Mio figlio di 2 mesi e mezzo da quando è nato dorme poco e piange molto tra una poppata e l'altra, senza nessuna regola fissa di orari, a parte la tendenza a dormire di più nelle ore notturne (per fortuna!). Finora l'ho allattato al seno senza orari fissi, ma tentando di far trascorrere almeno 3 ore tra un pasto e il successivo per consentire una sufficiente produzione di latte. Ora il bambino fa da 6 a 8 pasti al giorno di cui 1 o 2 notturni. Alla dimissione pesava 3,2 kg e finora è cresciuto bene (3 kg in 10 settimane). Il suo comportamento è rimasto quasi invariato, continua a dormire poco e quando è sveglio per un po' sta tranquillo e sorride e poi inizia a piangere. Di solito, ma non sempre, si calma se preso in braccio e cullato camminando (ma guai a sedersi, se ne accorge subito). Qualche volta per necessità l'ho lasciato nel lettino e lui ha continuato a piangere disperatamente per anche un'ora interrompendosi ogni tanto per pochi minuti. Poi per la stanchezza ha dormito di più nelle ore successive. Ho provato a somministrargli antispastici per le coliche senza nessun beneficio. Le domande sono:
- Devo provare ad allattarlo ogni volta che piange o è più ragionevole far passare almeno 3 ore, considerando che molte volte continua a piangere anche dopo mangiato, per cui evidentemente piangeva per altri motivi? Si può capire se piange per fame?
- Considerando che mi è difficile tenerlo in braccio e camminare per ore e che comunque a volte non basta neanche questo, se il bambino piange anche dopo mangiato, è pulito e non mostra altri problemi evidenti, posso lasciarlo nel suo lettino anche se piange disperatamente? E per quanto tempo lo posso lasciare, senza temere conseguenze negative?
Non esistono i neonati che mangiano, dormono e non piangono mai. Ve ne sono alcuni che piangono di meno ed altri che strillano di più: ma nelle prime settimane di vita, in realtà, i neonati piangono tutti, in media circa due ore al giorno. E con il passare del tempo è normale che le ore di pianto aumentino, arrivando abitualmente, a sei settimane di età, a quattro.
Tutto ciò si spiega con il fatto che un lattante ha a disposizione pochi mezzi per comunicare con il mondo che lo circonda ed il più importante di questi è proprio il pianto. Come ogni linguaggio, anche il pianto è formato da suoni, da espressioni diverse che hanno un significato preciso. Non esistono regole precise per interpretare le strilla di un bambino, ma con il passare del tempo i genitori imparano a decifrare i vari tipi di pianto e a capire quello che il figlio vuole.

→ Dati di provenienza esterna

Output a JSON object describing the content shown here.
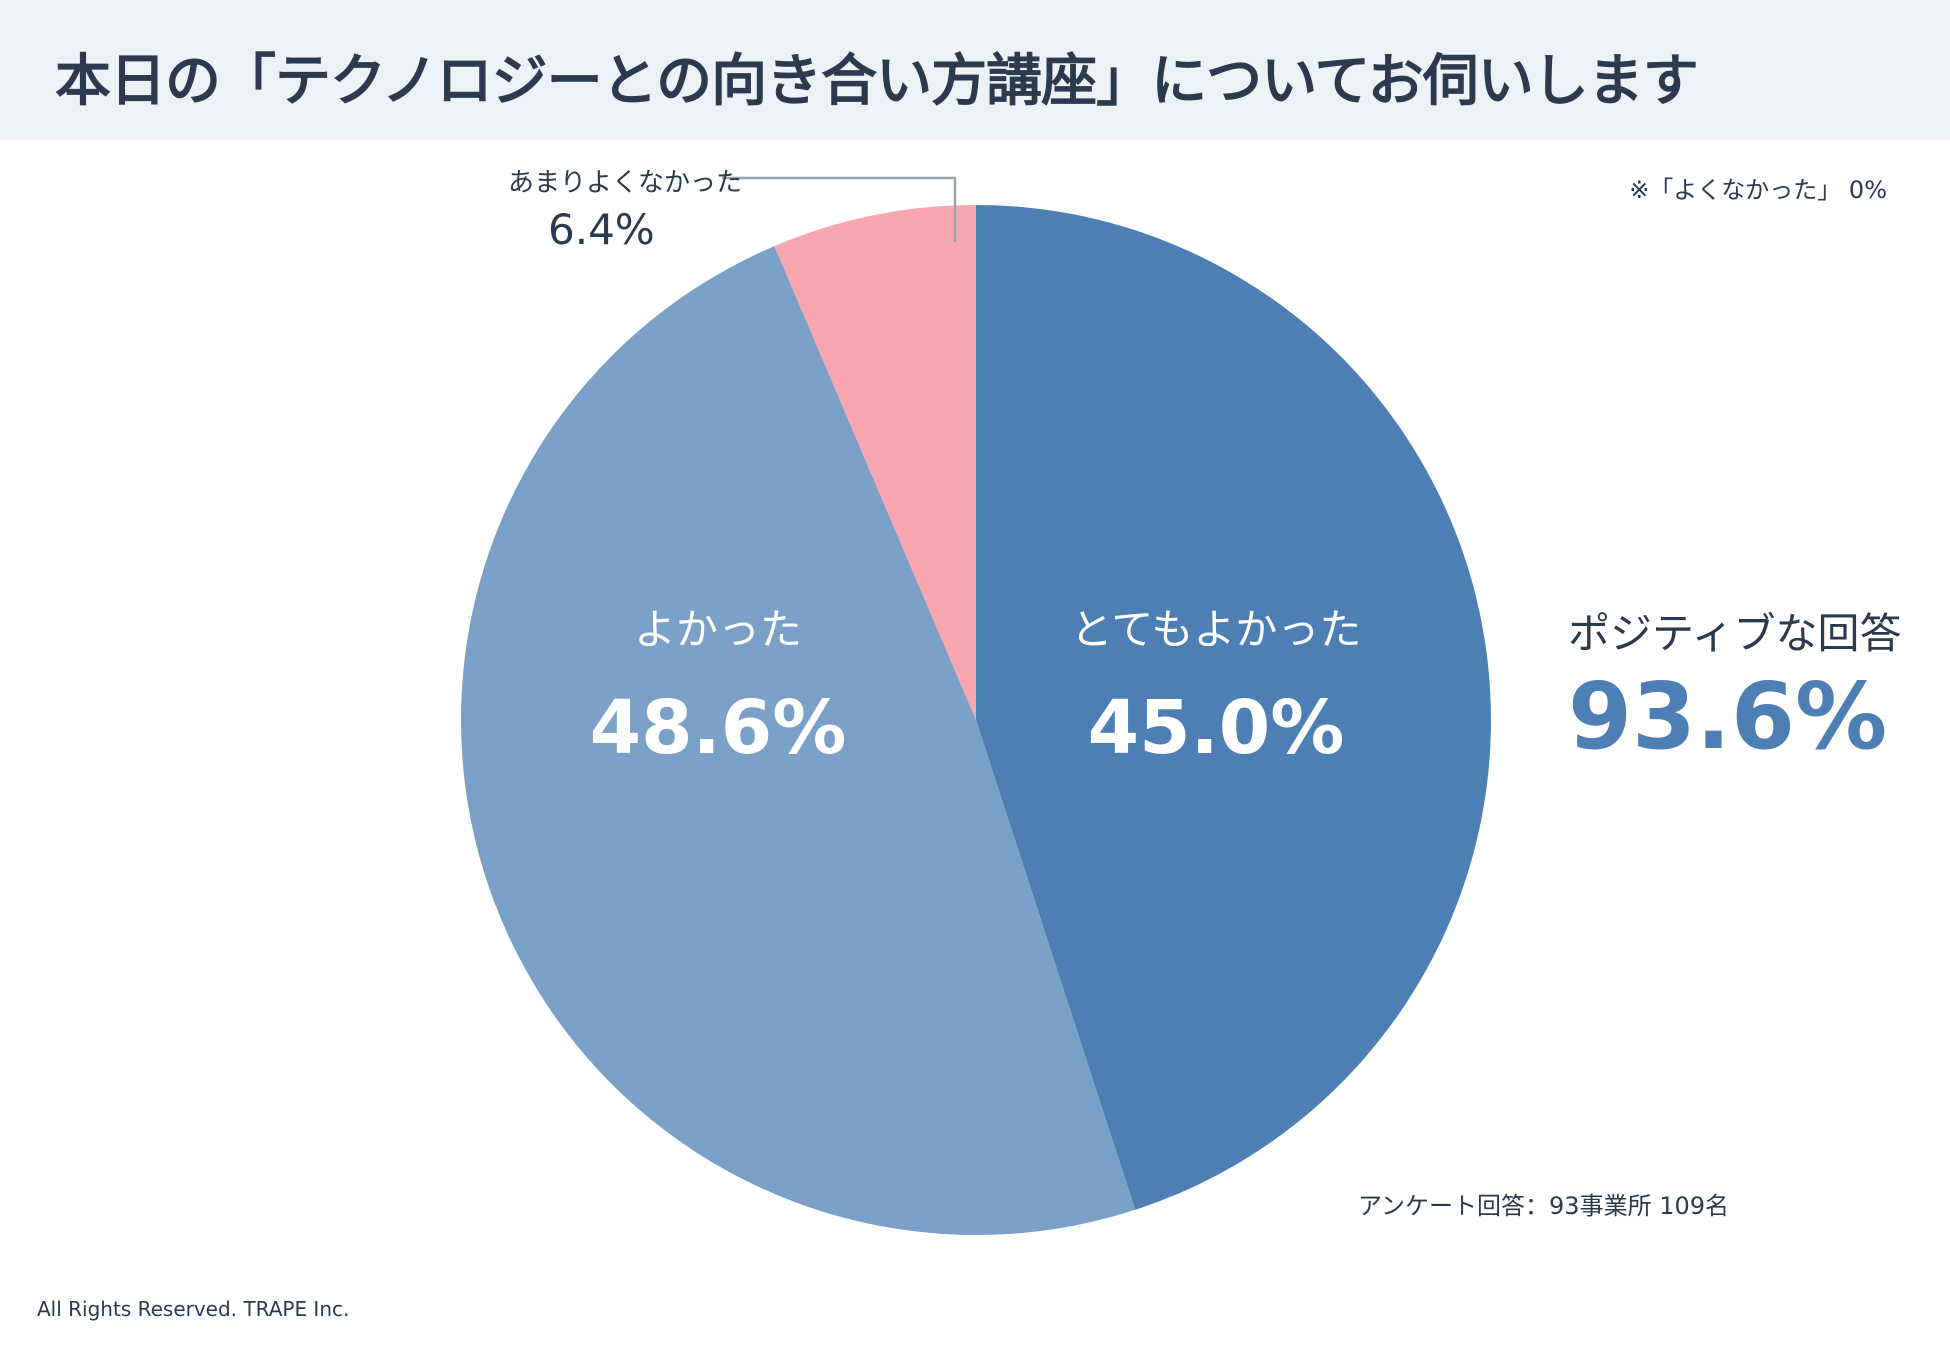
{
  "header": {
    "title": "本日の「テクノロジーとの向き合い方講座」についてお伺いします"
  },
  "note_top": "※「よくなかった」 0%",
  "callout": {
    "label": "あまりよくなかった",
    "value": "6.4%"
  },
  "positive": {
    "label": "ポジティブな回答",
    "value": "93.6%"
  },
  "survey_note": "アンケート回答：93事業所 109名",
  "footer": "All Rights Reserved. TRAPE Inc.",
  "colors": {
    "very_good": "#4d7fb5",
    "good": "#7ba0c8",
    "not_so_good": "#f9a6b0",
    "leader": "#9aa3ad"
  },
  "chart_data": {
    "type": "pie",
    "title": "本日の「テクノロジーとの向き合い方講座」についてお伺いします",
    "start": "12 o'clock",
    "direction": "clockwise",
    "slices": [
      {
        "label": "とてもよかった",
        "value": 45.0,
        "display": "45.0%",
        "color": "#4d7fb5"
      },
      {
        "label": "よかった",
        "value": 48.6,
        "display": "48.6%",
        "color": "#7ba0c8"
      },
      {
        "label": "あまりよくなかった",
        "value": 6.4,
        "display": "6.4%",
        "color": "#f9a6b0"
      },
      {
        "label": "よくなかった",
        "value": 0,
        "display": "0%",
        "color": "#cccccc"
      }
    ]
  }
}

C’è il pianto breve e ritmico che si fa a mano a mano più intenso quando il bambino ha fame o sete o il pianto lamentoso del bebè troppo stanco o annoiato o il pianto improvviso, disperato, inconsolabile, spesso accompagnato da sudorazione e arrossamento del viso, del lattante che ha dolore (ad esempio per una colica o per il mal d’orecchio) o il pianto che scoppia inaspettatamente quando sta per addormentarsi e che serve al piccolo per scaricare l’eccesso di tensione accumulata durante la giornata.
Quando i genitori non riescono ad interpretare i messaggi del figlio, può essere utile seguire alcuni accorgimenti:
- offrirgli dell’acqua o una tisana o il ciuccio o del latte
- prenderlo in braccio cantandogli la ninna-nanna e cullandolo, ma non troppo lentamente come fanno alcuni genitori. Alcuni studi hanno dimostrato che il ritmo più efficace è di 60 oscillazioni al minuto, con un ampiezza di circa 10 centimetri
- accarezzarlo delicatamente parlandogli con dolcezza tenendolo a pancia in giù sulle vostre ginocchia
- controllare che il pannolino non sia bagnato o che il piccolo non sia sudato e accaldato o che non abbia il nasino chiuso o che gli indumenti non siano troppo stretti
- sistemargli la testa sulla spalla picchiettandolo sulla schiena in modo da favorire la fuoriuscita di aria dallo stomaco
- fargli un bagnetto tiepido in modo da rilassarlo
- sistemarlo nel marsupio in modo da avere le mani libere e non doverlo tenere in braccio troppo a lungo.
Concludendo, un lattante di pochi mesi di vita non piange mai solo per capricci o per fare un dispetto, ma per esprimere uno stato di malessere oppure per attirare l’attenzione al fine di comunicare le sue esigenze. È sicuramente un errore ignorare le sue lacrime o abbandonare il bambino nella sua stanzina fino a che il pianto cessi per esaurimento, ma occorre cercare di mettere in atto tutti gli accorgimenti per alleviare la sua pena.